Zwischen Uni und Ehrenamt
Derselbe Tag, einige Stunden zuvor. Es ist heiß, der kleine Hörsaal im vierten Stock ist bis auf einige Plätze besetzt. Saskia sitzt in der Übung zu “Grundzüge der Wirtschaftspolitik”. Ihr dunkelblaues T-Shirt zieren weiße Dreiecke, die Linien bilden. Die Studentin stützt ihr Kinn auf ihre rechte Hand, der Blick ist aufrecht nach vorne gerichtet. Nach einem kurzen Gähnen blättert sie in ihren Unterlagen, holt einen blauen Stift aus ihrem Mäppchen und beginnt, das Vier-Quadranten-Schema abzuschreiben. Ihre halblangen, dunkelblonden Haare hält ein weißes Zopfgummi zusammen. Einzelne lockige Strähnen haben sich gelöst und umrahmen ihr Gesicht.
Ortswechsel: vom Hörsaal zum Internationalen Abend. Jetzt geht es nicht mehr um Produktionsfunktionen und Grenzerträge. Saskia hat ihr dunkelblaues gegen das Unicef-T-Shirt getauscht. Sie trägt ihre Haare in einem Dutt. Die Klänge japanischer Trommeln verkünden den Beginn des Abends. Neben dem Unicef-Stand informieren Studenten über die Länder Kolumbien, Russland und Malaysien. „Welches Land ist das?“, möchte ein junger Mann wissen, als er an Saskias Stand vorbeikommt. „Wir sind Unicef. Wir sind überall“, antwortet einer ihrer Mitstreiter.
Unicef, Studium, Nebenjob
Warum gerade Unicef? “Ich habe das Gefühl, etwas zu bewirken”, sagt die Wirtschaftsstudentin. Auch die Größe der Organisation habe zu ihrer Entscheidung beigetragen, sich gerade dort zu engagieren. An Saskia kommen vier asiatische Mädchen vorbei. “Hallo”, sagt sie und hält ihnen einen Flyer entgegen. „Darf ich euch zu unserer Kleidertauschparty nächste Woche einladen?“ Die Reaktion ist positiv, aber das ist nicht immer so. “Manche Leute denken, wir wollen ihnen etwas verkaufen, obwohl das nicht stimmt. Bei Unicef habe ich gelernt, noch mehr auf Menschen zuzugehen und über unfreundliche Reaktionen zu stehen.”

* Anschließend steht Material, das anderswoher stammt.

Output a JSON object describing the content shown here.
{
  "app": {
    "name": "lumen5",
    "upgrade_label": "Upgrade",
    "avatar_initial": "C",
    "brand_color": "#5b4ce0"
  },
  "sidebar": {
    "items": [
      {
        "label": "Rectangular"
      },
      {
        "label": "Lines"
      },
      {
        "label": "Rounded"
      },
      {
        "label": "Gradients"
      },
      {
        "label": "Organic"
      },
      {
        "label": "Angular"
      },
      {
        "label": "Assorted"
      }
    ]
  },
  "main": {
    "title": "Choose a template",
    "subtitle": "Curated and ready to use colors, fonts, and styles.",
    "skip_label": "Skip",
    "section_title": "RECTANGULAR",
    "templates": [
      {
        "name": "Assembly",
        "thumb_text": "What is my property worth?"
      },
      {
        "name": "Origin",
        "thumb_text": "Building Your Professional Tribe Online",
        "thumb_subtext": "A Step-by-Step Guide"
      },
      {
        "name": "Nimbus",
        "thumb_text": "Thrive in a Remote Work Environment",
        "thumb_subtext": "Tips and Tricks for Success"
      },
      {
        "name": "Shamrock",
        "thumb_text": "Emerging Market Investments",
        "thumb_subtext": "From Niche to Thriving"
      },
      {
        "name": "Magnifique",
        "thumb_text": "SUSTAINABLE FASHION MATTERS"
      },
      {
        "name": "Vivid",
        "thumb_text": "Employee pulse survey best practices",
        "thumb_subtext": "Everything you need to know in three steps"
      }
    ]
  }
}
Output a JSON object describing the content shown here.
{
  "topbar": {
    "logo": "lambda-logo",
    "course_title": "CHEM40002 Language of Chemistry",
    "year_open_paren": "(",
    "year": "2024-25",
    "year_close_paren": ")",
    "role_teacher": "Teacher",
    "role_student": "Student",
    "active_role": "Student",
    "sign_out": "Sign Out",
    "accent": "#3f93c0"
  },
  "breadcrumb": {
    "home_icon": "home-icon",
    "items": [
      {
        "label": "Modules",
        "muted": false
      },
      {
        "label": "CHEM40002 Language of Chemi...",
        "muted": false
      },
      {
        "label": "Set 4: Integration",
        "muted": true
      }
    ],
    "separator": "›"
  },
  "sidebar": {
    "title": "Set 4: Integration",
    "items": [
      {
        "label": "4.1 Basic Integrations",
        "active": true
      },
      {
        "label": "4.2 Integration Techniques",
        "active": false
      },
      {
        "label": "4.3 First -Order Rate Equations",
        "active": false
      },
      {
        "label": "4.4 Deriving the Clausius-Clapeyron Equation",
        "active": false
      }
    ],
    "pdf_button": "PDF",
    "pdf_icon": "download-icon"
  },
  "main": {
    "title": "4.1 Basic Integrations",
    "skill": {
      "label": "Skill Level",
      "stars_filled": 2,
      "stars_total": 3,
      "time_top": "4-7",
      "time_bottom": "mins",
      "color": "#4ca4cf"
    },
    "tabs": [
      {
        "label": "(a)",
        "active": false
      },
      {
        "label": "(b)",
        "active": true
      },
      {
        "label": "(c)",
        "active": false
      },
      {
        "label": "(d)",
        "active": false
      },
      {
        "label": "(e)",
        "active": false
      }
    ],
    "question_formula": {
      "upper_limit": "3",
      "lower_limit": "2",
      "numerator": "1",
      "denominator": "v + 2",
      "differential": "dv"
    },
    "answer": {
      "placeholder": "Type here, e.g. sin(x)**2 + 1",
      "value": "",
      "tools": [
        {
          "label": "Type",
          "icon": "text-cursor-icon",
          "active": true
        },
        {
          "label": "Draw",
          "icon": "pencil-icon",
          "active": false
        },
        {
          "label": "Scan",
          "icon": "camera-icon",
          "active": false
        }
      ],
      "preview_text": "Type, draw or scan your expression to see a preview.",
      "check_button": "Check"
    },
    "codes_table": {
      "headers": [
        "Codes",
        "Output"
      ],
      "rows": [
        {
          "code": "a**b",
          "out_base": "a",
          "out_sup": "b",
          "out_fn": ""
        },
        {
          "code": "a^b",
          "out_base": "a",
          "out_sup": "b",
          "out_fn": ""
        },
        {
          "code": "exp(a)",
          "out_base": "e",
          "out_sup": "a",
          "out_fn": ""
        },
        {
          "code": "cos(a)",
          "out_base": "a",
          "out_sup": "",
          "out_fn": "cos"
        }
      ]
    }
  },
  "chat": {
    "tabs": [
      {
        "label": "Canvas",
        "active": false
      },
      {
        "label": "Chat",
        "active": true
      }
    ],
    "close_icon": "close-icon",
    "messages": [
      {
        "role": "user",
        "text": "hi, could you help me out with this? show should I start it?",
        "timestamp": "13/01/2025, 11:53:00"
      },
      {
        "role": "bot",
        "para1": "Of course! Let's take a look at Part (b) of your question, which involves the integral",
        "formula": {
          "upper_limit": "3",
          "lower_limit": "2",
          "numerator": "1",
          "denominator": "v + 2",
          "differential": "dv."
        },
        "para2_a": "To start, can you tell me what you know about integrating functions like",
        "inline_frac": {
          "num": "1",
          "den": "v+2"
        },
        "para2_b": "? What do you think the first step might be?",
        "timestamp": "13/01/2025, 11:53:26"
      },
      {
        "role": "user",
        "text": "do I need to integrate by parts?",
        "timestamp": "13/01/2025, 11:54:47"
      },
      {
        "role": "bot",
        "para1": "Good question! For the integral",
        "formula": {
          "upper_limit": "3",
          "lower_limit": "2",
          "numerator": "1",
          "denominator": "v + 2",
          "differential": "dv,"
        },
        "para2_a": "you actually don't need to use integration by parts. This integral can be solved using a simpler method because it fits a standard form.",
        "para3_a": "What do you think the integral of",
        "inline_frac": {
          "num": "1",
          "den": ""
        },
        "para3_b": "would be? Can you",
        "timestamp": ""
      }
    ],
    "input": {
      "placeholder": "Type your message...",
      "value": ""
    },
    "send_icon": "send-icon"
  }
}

Um acht Uhr endet Saskias Schicht bei Unicef. Sie beißt dreimal von ihrem Käsebrot ab und geht weiter. Zu ihrer zweiten Hochschulgruppe. Seit diesem Semester ist sie auch bei “Aiesec”. Drei Stunden in der Woche vermittelt sie dort Studenten an internationale Freiwilligenprogramme. Außerdem hat Saskia zwei Nebenjobs. Manchmal lässt sie dafür natürlich Vorlesungen ausfallen. Insgesamt komme sie aber immer auf mindestens 25 Punkte pro Semester. Das sind nur fünf weniger, als für die Regelstudienzeit vorgesehen ist. “Studium und Ehrenamt – das geht”, sagt Saskia. “Man muss es nur wollen.”